Les Inrockuptibles

Mais qui chante Mai ?

- JD Beauvallet

On ne sait pas si un jour, sur Apple Music, il existera une playlist “Les années zadistes”. En France, on est assez fortiches pour faire la révolution, écrire sur les murs des punchlines qui disqualifi­ent au niveau uppercut, humour, poésie et virulence beaucoup de rappeurs d’ici. Mais on n’est pas fichu de trouver aux insurrecti­ons les BO qu’elles réclament. Aux Etats-Unis, en Angleterre, tous les grands mouvements sociaux ont été accompagné­s, précédés, parfois suivis de musique : N.W.A. pour les émeutes de L.A. en 1992, The Clash pour les troubles anglais de 1981, le MC5 ou les Temptation­s pour les soulèvemen­ts de Detroit en 1967… Souvent, dans ce magazine, on a demandé à des artistes français pourtant radicaux comment ils avaient vécu Mai 68 : Gainsbourg nous répondit qu’il s’était réfugié, indifféren­t, dans un palace. Christian Vander de Magma qu’il préféra s’autodétrui­re pépère en Italie. La liste serait longue. Bien sûr, il y eut des exceptions, principale­ment venues de la chanson française, comme le très jeune Renaud, Evariste ou Dominique Grange.

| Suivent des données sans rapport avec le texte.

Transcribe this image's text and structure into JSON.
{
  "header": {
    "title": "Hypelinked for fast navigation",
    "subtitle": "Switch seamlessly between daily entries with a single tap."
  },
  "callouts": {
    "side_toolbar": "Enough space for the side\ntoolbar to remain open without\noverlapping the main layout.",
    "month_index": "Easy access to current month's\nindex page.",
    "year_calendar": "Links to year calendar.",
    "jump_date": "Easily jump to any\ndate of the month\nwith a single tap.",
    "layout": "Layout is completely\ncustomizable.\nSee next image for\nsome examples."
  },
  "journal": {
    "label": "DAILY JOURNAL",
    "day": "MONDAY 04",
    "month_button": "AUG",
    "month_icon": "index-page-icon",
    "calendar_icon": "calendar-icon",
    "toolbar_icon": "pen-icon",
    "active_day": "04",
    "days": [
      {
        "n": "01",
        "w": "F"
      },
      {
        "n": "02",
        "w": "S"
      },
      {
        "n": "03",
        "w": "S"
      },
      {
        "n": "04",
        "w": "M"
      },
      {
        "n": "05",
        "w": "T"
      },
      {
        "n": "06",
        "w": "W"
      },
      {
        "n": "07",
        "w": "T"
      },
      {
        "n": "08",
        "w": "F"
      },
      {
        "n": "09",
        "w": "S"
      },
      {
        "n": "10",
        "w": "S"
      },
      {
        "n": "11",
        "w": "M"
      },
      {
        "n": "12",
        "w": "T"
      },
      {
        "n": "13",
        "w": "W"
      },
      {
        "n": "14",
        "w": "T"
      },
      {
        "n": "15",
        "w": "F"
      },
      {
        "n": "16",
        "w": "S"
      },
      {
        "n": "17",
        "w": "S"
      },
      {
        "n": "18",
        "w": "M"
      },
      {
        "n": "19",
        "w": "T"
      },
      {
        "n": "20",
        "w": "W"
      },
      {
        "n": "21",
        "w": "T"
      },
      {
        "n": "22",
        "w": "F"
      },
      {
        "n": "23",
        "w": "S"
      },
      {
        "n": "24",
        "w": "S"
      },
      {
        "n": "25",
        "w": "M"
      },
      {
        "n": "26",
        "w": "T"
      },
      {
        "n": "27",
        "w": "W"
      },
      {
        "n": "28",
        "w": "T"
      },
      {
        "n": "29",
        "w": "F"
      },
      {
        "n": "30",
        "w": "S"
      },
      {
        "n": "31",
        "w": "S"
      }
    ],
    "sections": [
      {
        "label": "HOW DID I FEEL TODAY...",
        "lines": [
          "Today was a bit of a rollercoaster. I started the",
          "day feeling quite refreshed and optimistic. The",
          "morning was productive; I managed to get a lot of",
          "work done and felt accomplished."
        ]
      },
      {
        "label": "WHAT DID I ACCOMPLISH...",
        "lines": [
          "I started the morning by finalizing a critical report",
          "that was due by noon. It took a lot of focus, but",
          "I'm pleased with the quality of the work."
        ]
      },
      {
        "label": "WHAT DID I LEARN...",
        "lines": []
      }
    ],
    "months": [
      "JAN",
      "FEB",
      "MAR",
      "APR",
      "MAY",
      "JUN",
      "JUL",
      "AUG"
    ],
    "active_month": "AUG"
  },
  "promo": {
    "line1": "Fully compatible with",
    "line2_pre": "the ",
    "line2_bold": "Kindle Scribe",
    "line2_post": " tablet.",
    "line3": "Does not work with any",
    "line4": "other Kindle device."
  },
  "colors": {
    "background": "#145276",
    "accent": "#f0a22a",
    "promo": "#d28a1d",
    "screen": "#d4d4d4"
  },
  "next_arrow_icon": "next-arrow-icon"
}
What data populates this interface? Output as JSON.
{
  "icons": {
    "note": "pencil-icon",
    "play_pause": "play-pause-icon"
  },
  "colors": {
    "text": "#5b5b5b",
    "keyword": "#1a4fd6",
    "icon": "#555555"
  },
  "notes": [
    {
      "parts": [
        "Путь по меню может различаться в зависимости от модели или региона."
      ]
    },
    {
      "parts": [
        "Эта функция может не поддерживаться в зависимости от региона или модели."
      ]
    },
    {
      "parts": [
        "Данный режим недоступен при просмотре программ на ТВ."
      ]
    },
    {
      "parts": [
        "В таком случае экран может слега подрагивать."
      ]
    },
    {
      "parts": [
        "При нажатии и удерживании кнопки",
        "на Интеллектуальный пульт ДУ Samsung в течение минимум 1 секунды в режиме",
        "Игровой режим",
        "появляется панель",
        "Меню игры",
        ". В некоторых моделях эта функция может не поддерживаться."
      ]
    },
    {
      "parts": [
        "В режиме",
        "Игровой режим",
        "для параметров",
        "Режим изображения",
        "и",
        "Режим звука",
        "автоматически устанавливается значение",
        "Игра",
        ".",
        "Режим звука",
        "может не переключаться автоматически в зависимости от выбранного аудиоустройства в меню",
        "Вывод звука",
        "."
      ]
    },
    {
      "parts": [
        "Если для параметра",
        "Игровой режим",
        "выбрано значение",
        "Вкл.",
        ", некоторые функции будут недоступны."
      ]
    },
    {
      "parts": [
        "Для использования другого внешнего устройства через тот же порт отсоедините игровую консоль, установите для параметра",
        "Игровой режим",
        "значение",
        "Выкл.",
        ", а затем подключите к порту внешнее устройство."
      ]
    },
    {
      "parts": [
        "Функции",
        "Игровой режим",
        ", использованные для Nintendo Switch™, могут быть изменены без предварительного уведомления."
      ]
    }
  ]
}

Mais hormis Léo Ferré, personne de la trempe d’un Brassens ou d’un Brel, déjà trop vieux, ne vint vraiment amplifier le brouhaha, comme les Stones (Street Fighting Man) ou les Beatles (le débattu Revolution) le firent en Angleterre. C’est comme si Mai 68 avait été chose trop sérieuse pour y mêler la pop culture, comme si les insurgés avaient considéré le rock comme une invention impérialis­te à tenir à distance. C’est dommage, car les mêmes slogans, mis en musique psychédéli­que ou en free-rock, des musiques que certains tentaient d’adoper ici (on pense très fort au groupe Red Noise de Patrick Vian), auraient donné une caisse de résonnance au vol des pavés. Pendant que la jeunesse hurlait “non ! non !” au vieux monde, la musique d’ici faisait surtout “yé-yé”.